Phew, that's a relief.
The Chinese and US presidents have grinned, gripped and generally got along, in a manner that ensures the global economic recovery can keep rolling.
There was that one awkward bit, where Donald Trump announced he'd just unilaterally bombed a country that China still calls a friend ... right after dessert at their first dinner meeting.
That's exactly the kind of random Trump move that many commentators feared might derail the summit.
But it didn't.
President Xi Jinping appears to have turned up on a mission to de-escalate trade tension and avoid a trade war that could be disastrous for both countries and the world.
And he stuck to his guns.
However annoyed the Chinese might have been about the US action in Syria or the diplomatically aggressive timing of the strike, they didn't bite back.
Trump was invited to visit Beijing and he accepted. And the US was offered some trade concessions.
It will get better market access for its financial sector and for beef exports to China.
In China, the media have trumpeted the meeting as a great success.
Reuters reports state-run Chinese tabloid Global Times saying the meeting "served as an indicator that the China-US relationship is still very much on course since the Trump administration took office in January".
The official party line this may be, but it is the official party line that world markets wanted to hear.
If and when Trump does enough to really upset the Chinese, we'll hear about it.
Syria and North Korea were raised in the talks but did not feature heavily in state media reports.
The Global Times did run an editorial saying that in Trump's "first major decision on international affairs, his haste and inconsistency has left people with a deep impression."
But for now China has prioritised stabilising trade relations.
Both countries need to maintain face. But both have a lot to lose if a trade conflict escalates.
Concessions such as those Xi has offered are ideal. They aren't economically or politically difficult for the Chinese. The loosening of financial investment restrictions was already being discussed with the Obama regime.
Access for US beef is the overdue relaxing of a 2003 ban put in place after a rogue case of mad cow disease, already promised six month ago.
But they do allow Trump to claim small victories and back away from his more alarming rhetoric on trade with a veneer of success.
His visit to Beijing will be another test of the relationship but the fact that the invitation was offered and accepted during the weekend was another good sign.
After a short, sharp reaction in oil prices and US equity futures markets quickly normalised after the missile strike on Syria.
Wall Street closed a fraction down for the day on Friday.
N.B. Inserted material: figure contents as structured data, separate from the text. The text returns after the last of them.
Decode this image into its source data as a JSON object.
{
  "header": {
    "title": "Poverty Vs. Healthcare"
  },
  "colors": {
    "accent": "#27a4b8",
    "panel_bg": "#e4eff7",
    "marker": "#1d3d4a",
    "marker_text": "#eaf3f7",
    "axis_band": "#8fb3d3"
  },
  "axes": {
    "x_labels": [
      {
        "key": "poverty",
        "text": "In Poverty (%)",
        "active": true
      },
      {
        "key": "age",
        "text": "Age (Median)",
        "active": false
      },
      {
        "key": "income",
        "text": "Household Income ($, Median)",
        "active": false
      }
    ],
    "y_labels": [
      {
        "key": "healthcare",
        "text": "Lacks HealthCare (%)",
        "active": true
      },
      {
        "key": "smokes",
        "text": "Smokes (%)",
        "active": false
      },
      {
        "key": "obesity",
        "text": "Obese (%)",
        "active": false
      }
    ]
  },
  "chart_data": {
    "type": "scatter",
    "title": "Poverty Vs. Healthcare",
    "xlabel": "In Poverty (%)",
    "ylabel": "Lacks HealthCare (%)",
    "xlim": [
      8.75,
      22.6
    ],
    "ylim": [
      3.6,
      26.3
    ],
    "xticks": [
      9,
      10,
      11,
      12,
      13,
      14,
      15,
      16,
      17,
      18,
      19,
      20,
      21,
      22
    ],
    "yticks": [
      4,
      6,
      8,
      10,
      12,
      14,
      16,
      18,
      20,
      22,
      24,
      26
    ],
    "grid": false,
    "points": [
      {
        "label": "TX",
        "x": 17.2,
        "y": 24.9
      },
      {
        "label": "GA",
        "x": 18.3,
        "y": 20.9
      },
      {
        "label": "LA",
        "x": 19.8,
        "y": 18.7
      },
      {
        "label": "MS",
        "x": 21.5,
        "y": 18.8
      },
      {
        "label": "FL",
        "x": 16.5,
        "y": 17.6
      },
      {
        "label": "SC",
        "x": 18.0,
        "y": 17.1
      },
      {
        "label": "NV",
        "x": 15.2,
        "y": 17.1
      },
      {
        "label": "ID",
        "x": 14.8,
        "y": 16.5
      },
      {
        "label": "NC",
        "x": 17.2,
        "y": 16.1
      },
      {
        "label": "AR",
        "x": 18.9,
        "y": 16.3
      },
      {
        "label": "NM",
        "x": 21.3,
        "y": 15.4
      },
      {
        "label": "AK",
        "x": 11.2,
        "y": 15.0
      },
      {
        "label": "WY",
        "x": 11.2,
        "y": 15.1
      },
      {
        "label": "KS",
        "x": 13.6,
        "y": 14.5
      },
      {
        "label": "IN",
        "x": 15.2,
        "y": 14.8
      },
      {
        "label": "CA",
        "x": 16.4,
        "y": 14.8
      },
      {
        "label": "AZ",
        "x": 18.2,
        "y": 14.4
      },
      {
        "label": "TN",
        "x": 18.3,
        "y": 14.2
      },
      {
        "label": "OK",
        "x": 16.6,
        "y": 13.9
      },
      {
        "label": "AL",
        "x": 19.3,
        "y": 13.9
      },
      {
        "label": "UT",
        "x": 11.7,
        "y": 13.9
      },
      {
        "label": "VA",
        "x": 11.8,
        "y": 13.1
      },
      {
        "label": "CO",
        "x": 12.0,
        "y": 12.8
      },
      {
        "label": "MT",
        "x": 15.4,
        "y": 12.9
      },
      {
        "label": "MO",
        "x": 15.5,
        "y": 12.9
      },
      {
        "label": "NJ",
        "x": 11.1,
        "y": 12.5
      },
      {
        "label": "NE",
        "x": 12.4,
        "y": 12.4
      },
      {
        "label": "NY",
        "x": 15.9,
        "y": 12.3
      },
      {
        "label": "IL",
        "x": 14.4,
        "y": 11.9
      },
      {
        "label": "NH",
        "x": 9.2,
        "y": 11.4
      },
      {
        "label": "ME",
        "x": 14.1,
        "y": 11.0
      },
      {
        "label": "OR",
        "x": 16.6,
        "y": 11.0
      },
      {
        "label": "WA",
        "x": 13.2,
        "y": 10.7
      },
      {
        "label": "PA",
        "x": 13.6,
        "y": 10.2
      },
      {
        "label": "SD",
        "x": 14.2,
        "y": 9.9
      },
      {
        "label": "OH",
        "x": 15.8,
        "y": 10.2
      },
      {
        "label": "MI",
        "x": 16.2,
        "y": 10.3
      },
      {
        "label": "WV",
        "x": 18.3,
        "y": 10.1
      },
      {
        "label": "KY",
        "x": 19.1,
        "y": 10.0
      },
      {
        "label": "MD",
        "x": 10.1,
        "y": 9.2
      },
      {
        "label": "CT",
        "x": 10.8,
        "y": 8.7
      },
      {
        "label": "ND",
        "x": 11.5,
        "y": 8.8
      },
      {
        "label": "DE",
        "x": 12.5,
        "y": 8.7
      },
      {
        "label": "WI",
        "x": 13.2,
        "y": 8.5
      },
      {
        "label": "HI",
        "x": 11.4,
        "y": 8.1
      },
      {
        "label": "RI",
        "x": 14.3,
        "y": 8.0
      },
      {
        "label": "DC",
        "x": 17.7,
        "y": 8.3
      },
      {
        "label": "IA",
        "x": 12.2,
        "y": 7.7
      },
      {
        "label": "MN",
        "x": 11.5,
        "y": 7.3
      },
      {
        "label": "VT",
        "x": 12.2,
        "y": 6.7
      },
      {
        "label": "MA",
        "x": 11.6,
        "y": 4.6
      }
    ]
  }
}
To put things in perspective, underwhelming US jobs data in the weekend was perceived as bigger negative for markets.
The boring old ups and downs of scheduled economic data are a welcome distraction from the volatility of major geo-political events.
Even that was tempered when US Federal Reserve New York president Dudley Williams said he had seen nothing in any of the weekends events to raise any doubt about planned interest rate hikes later this year.